Some victims as young as 3 were molested or raped inside pastors' studies and Sunday school classrooms. A few were adults — women and men who sought pastoral guidance and instead say they were seduced or sexually assaulted.

The investigation found that 250 people have been victimized since 2008, when Debbie Vasquez, who said she had been molested and impregnated decades earlier by her pastor, asked Southern Baptist officials and its 47,000 churches to track sexual predators and take actions against churches that harbored them.

The newspapers said the Southern Baptist Convention rejected that and other reform measures in part because Baptist churches operate independently and the committee didn't have the authority to force them to report sexual abuse to a central registry.

The newspapers quoted August "Augie" Boto, the committee's executive director, saying he was sorry to learn about the findings but that "what we're talking about is criminal" and "it's going to happen." He added: "That statement does not mean that we must be resigned to it."

The newspaper said Vasquez implored Southern Baptist leaders to consider preventive measures like those adopted by the Roman Catholic Church.

In 2002, the U.S. Conference of Catholic Bishops approved the "Charter for the Protection of Children and Young People that established zero tolerance of sexual abuse; required reporting of child sexual abuse to authorities; and prescribed a policy of transparency and promoting a safe environment for children."

On Friday, Catholic Church leaders in Louisville released a list of 48 priests and members of religious orders credibly accused of sexual abuse, many of them previously disclosed in lawsuits and criminal prosecutions.

The report released by the Archdiocese of Louisville was prepared by an independent reviewer who examined archdiocese files involving minors who were sexually abused by diocesan priests.
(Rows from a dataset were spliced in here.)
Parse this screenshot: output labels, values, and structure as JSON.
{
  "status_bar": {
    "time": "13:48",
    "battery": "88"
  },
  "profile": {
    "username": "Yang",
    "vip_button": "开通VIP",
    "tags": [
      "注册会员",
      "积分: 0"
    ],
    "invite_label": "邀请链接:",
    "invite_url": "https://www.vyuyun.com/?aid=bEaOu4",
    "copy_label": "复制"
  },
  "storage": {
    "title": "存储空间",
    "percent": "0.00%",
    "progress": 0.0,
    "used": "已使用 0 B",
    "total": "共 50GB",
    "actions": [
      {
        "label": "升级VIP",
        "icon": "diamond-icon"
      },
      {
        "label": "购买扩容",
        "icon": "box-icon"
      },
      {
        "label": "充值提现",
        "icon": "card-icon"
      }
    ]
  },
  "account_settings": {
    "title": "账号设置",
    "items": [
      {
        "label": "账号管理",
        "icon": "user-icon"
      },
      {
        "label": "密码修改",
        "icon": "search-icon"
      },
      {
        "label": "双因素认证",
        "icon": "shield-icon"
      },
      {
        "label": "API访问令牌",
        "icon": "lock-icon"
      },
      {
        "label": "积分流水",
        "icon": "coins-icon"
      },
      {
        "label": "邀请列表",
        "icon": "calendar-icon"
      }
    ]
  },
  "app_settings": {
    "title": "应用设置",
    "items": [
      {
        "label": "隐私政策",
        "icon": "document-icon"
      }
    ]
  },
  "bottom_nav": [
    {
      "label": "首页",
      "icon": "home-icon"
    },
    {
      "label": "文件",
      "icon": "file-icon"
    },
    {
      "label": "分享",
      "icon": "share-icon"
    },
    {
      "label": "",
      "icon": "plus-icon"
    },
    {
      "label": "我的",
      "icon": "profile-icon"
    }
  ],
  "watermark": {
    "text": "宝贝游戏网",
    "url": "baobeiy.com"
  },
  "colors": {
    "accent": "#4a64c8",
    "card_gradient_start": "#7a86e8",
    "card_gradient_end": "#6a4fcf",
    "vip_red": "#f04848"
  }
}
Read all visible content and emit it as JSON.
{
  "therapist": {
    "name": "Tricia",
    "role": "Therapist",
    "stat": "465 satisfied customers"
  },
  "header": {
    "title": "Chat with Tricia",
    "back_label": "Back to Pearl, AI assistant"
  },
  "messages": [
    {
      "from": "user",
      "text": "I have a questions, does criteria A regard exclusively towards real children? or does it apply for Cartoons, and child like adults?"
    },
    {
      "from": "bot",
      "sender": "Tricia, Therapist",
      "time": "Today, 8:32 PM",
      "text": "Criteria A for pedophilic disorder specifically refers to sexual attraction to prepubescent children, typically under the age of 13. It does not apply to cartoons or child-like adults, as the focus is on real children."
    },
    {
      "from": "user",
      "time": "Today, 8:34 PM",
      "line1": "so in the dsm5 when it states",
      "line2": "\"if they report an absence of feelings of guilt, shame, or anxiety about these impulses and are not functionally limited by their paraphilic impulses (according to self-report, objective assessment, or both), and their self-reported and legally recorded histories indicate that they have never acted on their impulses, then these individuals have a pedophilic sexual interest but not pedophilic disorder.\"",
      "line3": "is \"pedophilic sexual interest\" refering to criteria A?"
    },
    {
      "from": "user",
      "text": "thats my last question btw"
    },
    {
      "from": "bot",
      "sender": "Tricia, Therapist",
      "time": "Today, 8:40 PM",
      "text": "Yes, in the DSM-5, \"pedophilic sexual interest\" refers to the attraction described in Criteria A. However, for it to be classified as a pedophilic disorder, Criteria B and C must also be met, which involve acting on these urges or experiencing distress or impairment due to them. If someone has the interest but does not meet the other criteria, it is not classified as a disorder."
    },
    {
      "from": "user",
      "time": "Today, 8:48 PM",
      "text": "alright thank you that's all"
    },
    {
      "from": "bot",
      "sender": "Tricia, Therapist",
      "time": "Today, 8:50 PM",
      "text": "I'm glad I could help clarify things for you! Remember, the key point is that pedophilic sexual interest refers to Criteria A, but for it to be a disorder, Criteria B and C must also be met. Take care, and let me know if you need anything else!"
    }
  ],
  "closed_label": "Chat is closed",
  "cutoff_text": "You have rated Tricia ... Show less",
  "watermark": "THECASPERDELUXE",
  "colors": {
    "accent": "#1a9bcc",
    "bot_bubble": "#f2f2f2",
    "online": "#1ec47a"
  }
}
It marked the first time Louisville's archdiocese has published such a list from its files. 

That 48 included:

22 archdiocese priests with substantiated abuse allegations,

14 priests and others who are members of various religious orders such as Franciscan Friars, and

12 priests with allegations considered credible but in which there was insufficient information to fully investigate or confirm the report.